The Roussel recording is one of their very best. It’s full of quivering Gallic flair and bowed lightly, with lissome elegance and refinement. The inner voices - Maurice Fueri the second violinist, Roger Roche the violist – are alive in the balance and they really make something of the first movement, which occasionally jettisons its avuncular character for something a little sterner. A strong underlying rhythmic pulse ensures the Adagio is both expressively beautiful but also avoids any sense of clogging. The patina of the ensemble’s tone here is especially lovely. It helps that the Roussel is an intensely communicative and likeable work – it’s pretty bewildering that it’s not more often played: it’s just as good as the Second Violin Sonata - but it takes a quartet of real stylistic assurance to bring it off as well as here. Try the deft pizzicati of the scherzo or the fugato elements in the finale, with its quicksilver, glinting eloquence.

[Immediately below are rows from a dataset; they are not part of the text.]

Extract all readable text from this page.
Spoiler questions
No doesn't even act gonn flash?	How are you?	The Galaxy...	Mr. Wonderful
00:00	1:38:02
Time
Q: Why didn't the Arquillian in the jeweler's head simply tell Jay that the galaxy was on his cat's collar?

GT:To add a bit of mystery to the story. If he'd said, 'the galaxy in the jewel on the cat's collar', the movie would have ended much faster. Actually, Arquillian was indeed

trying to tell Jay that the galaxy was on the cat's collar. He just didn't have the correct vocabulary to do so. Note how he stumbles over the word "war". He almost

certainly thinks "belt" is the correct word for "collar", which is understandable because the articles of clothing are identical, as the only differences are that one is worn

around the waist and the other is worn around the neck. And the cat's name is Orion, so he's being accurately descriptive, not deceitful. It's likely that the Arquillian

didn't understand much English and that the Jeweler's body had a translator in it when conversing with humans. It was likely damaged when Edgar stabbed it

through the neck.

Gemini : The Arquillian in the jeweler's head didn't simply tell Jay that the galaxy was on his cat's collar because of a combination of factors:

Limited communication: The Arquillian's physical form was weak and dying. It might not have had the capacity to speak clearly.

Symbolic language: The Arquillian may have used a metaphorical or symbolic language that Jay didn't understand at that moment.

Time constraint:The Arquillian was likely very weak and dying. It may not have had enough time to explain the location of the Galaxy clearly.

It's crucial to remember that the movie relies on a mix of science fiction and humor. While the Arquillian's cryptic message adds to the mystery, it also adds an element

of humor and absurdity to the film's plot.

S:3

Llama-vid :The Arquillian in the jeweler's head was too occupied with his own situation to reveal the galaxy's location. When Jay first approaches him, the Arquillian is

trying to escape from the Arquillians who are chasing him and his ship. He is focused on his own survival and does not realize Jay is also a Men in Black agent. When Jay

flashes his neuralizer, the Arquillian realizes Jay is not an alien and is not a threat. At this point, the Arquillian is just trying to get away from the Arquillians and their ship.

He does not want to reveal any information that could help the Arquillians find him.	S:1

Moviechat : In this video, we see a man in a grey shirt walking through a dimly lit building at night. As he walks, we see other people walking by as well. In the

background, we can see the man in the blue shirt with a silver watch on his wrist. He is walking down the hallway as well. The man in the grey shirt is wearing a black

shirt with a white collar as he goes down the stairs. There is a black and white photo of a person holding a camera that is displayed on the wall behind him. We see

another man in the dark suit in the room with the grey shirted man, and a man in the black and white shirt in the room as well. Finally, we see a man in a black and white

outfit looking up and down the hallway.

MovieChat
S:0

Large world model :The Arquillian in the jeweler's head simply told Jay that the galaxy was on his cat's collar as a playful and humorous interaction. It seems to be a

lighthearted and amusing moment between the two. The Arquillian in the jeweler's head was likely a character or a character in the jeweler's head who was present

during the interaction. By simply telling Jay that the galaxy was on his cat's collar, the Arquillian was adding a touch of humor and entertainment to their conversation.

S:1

The 1950 mono sound is up to DG’s fine standards of the day, though obviously there are several contemporary recordings that fit the bill better in terms of sound quality. That’s also true of the Prokofiev. If you’re thinking of a great Prokofiev 2 from this period you’d first go to the Hollywood String Quartet, who had recorded it two years earlier for Capitol (it’s been reissued in the big Hollywood tranche on Testament). The glamorous sheen of that performance is well-nigh unbeatable in terms of corporate charisma but if you want something a little more rugged, a touch more pesante, then lend an ear to the Loewenguth. Less high voltage but also less self-consciously beautiful in tone than the Hollywood, the folkloric depths of the music are arguably the more viscerally displayed in this reading and their robust lyricism in the slow movement offers a viable alternative to the Capitol traversal.
There are printed internet links and no notes. These finely transferred performances reinforce the quality of this quartet.